Reducing stress in pregnancy
As soon as you find out that you’re expecting, your anxiety levels will start to creep up.
Growing a little person and bringing them into the world unsurprisingly brings worry. Are you eating the right things? Can you exercise? What was that twinge? The list goes on.
It’s only natural to worry about every little thing, especially if it’s your first, and/or you’ve experienced problems in conceiving.
But is it OK for the baby?
Why should you reduce stress in pregnancy?
When we experience stress, our bodies go into ‘fight or flight’ mode. They send out stress hormones that prepare us for danger, blasting fuel into muscles and making our hearts pump faster.
Stress can lead to complications for either Mum or baby during pregnancy so naturally, your midwife will recommend keeping stress levels down.
Don’t worry though, if you are stressed in pregnancy, you will most likely go on to have a healthy baby. ‘Normal’ stress, or short bursts are totally manageable, as after the event is over, our bodies rebalance.
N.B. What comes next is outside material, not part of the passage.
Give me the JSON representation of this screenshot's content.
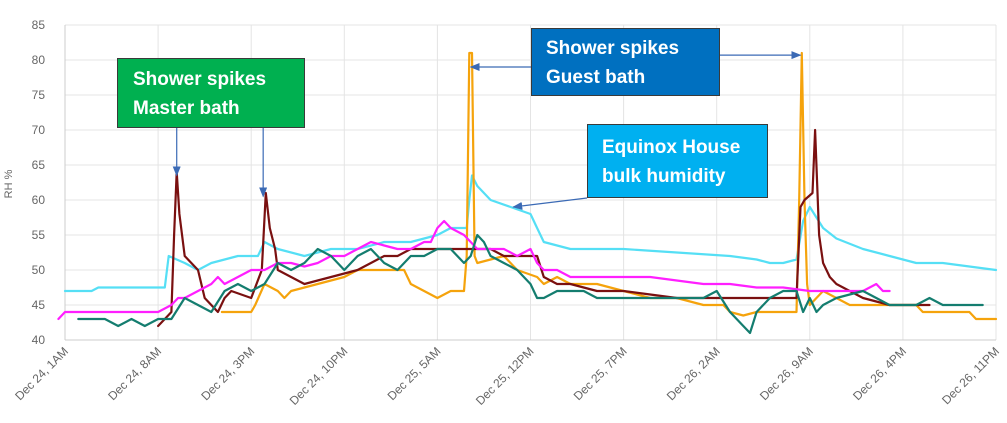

The problems arise if it’s on going and not managed. Constant stress can alter the body’s stress management system, causing it to overreact and trigger an inflammatory response, which can be really damaging.
So, it’s important to lower stress levels as much as possible during pregnancy, to avoid any potential consequences.
Ways to avoid stress in pregnancy
Make time to rest – this is probably the single most annoying thing people might say to you when pregnant. Whether you’re just plain uncomfortable, trying to finish work off, or you have toddlers running around the place, chances are that rest feels pretty impossible. It is actually really important though. Aches and pains, or just high-running emotions will seem so much more manageable if you take some time out, and perhaps say ‘no’ to that extra thing you’ve agreed to do.
Take gentle exercise – we all know that exercise can be a great form of stress release. We’re not suggesting that you put your running shoes on and start pounding the streets though. Instead, take some time out for gentle exercise such as a walk in the fresh air, a low impact gym class at your own pace, or a swim providing your midwife says it’s safe to do so.
Eat well – diet has a huge impact on our physical and emotional state, especially during pregnancy. A healthy diet for pregnancy of omega-3 essential fatty acids, vitamins and minerals, can really help to lit your mood, and will also make you feel better about your changing body and the image you’ve probably conjured up of your new shape.
Talk to people - as the saying goes, anxiety breeds anxiety. If you bottle your worries up, the chances are that they will seem worse, so try to open up about what’s on your mind. Talk to people about the worries you have and you never know, they might be able to help you gain some perspective. After all, a problem shared is a problem halved. Organisations such as Tommy’s even have midwives at the end of the phone to help with any general queries you might have.
Try a bit of therapy – yoga and Pilates are not only great forms of exercise when you are pregnant, but can also help you to detach from the everyday stresses and strains. Look for a pregnancy yoga class nearby, or find out how to practice a bit of meditation each day as a form of therapy to help you relax and unwind.
Indulge yourself – there’s no better way to relax and unwind than taking a bit of time out to pamper yourself. Book yourself a pregnancy massage or pedicure, or if you’re keeping an eye on the finances, indulge yourself at home by creating a mini spa. Splash out on a luxurious melting body candle that you can use over and over again, to help to relieve stress and even reduce stretch marks. Then you just need to rope your partner in to help with the rest!